An FT spokesperson said yesterday: “The changes are about supporting the long-term strength and sustainability of the FT and building a consistent plan for all employees.

"Any savings will go toward additional contributions to those affected, investment in the business for the benefit of all, and offsetting costs now borne by the FT, which were previously borne by Pearson."

The FT said it was "misleading" to say Nikkei had refused to meet FT staff. A spokesperson said: "Staff have had hours of face time with FT management in these consultation sessions and outside them. Since the announcement of the sale, Nikkei has been very respectful of the FT's independence and both the FT and Nikkei believe it is desirable for these discussions to be led by the FT's own management."

On the fact that staff feel there has been a lack of consultation over pension scheme changes, the FT spokesperson said: "For those staff currently on a defined contribution plan (80 per cent of UK employees and a larger proportion of global staff), the proposed new plan is comparable to the defined contribution sections of the Pearson Group Pension Plan.

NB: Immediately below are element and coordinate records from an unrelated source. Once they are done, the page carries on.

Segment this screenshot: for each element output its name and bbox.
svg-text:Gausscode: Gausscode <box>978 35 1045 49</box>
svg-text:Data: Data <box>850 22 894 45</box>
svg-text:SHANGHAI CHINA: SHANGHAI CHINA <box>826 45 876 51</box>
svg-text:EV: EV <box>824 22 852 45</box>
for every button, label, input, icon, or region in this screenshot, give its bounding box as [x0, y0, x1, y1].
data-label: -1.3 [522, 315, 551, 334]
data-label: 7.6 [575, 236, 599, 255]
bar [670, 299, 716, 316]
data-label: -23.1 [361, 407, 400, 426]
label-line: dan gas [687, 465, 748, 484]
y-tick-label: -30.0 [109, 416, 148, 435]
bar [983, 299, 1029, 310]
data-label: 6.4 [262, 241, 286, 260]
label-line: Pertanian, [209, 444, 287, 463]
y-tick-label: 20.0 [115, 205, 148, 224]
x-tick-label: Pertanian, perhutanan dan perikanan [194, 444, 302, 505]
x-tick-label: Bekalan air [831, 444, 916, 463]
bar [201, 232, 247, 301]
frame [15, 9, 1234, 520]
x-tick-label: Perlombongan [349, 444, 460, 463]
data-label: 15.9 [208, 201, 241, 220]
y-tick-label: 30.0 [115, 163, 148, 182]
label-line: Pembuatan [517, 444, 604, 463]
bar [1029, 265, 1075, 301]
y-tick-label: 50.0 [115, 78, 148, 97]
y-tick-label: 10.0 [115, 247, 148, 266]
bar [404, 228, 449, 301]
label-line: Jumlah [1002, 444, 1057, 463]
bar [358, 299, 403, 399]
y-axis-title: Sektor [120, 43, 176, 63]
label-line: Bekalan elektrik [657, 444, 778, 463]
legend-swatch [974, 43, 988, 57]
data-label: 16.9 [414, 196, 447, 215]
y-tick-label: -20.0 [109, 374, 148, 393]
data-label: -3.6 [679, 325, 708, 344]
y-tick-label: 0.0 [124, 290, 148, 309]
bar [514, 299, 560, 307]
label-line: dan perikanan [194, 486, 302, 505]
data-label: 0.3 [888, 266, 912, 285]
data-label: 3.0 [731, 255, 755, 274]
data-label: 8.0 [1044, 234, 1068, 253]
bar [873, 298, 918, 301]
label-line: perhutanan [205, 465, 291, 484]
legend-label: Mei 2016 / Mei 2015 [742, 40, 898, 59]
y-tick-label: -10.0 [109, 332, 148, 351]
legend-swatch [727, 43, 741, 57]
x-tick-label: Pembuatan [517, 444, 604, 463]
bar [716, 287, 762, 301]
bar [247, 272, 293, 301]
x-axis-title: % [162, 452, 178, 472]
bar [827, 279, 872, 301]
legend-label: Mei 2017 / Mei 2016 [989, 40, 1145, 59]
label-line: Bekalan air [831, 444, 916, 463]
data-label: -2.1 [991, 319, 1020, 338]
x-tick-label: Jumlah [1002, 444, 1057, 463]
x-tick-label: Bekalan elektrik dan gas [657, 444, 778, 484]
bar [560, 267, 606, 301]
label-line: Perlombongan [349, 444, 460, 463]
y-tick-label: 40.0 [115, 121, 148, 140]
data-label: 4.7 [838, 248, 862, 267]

"We are discussing the proposed new DC plan with all members, asking them to be involved in the discussions, to ask questions, get information and provide feedback through channels such as the NUJ or Unite Union, employee representatives and the FT’s HR team.

"Forums are starting this week to give all staff an opportunity to meet with our pension experts on an individual basis. If there are still questions, we have agreed to provide sessions with independent financial advisors."

An FT spokesperson said today: "All employment-related matters are, and have always been, managed by the FT. Pearson was never previously involved in these types of discussions.

"Staff have full access to FT management as well as an opportunity to meet with pension experts on an individual basis.

"We are listening to all concerns and will consider each of them. Our intention is to take the time that is needed to achieve the best arrangements and to make sure all our staff have the opportunity to raise any questions directly or through the groups and forums we are organising.

"The plan is not designed to cut costs. The pension changes we are proposing are about supporting the long-term strength and sustainability of the FT and offering a consistent plan for all employees. A part of the savings will be applied to provide an uplift in contributions for current active members of the defined benefit scheme. This is above and beyond what many organisations offer."